I don’t want to explain
As they stream down on my face
I quickly grab a tissue
To make them erase

Time keeps on passing
The days, months and weeks
The phone doesn’t ring
So we don’t get to speak

As ashamed as you are
I, too, feel the same
But you or myself
Are not the ones to blame

Your birthday is coming
Fifty years when I gave birth
To my beautiful boy
That God put on this Earth

I know you’ve had trouble
In this world to exist
In the right state of mind
But no one could assist

I tried with my love
To show you I cared
But your mind was too weak
And you were too scared

So we live through our lives
And the truth is unspoken
Just a “love you” is said
And my heart still stays broken

I miss you my Son
Most especially today
Because for all that it’s worth
It’s the day that I gave birth – to you

Pat Nichols
4 years ago
Reply to  Mary Ann Rosa

That is a wonderful poem! Thank you for sharing.

Laurie
Laurie
4 years ago
Reply to  Mary Ann Rosa

What a beautiful poem. It makes me cry.
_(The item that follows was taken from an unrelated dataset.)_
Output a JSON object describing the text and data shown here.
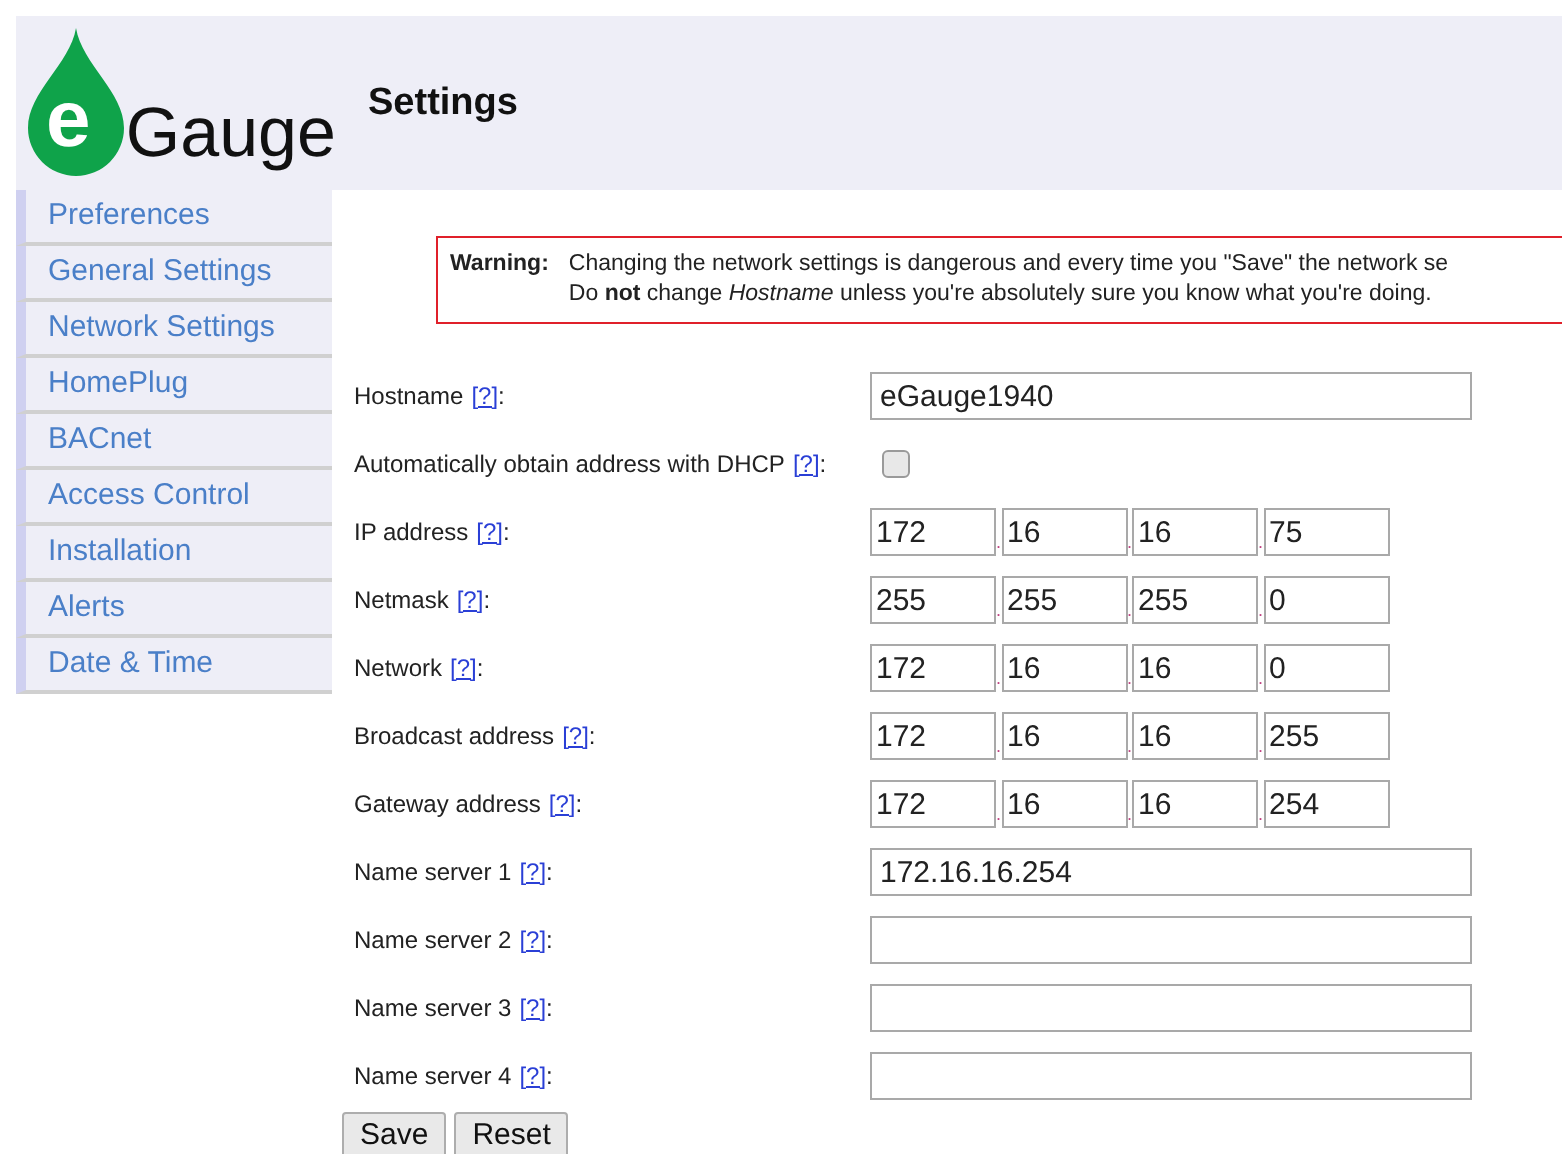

It has taken me years to accept that this fear will be with me all of my life. Sounds so depressing, but my husband pointed out that Christ suffered, and he triumphed. And that we can carry this, because HE did. And that maybe this is our cross to bear for a reason. To me, that sounded comforting.
My son is in recovery now. When I find myself worrying that his life seems so marginal because of all he has lost, I smack myself in the head (not really). Then I think “HE’S ALIVE!” And he’s trying!
I’m grateful today. I love him with all my heart right where he is.
I think there’s a special place in a mother’s heart that hurts so much when her child isn’t happy. I still call him my child, but he’s God’s child, and maybe this is HIS cross to bear, and to triumph over.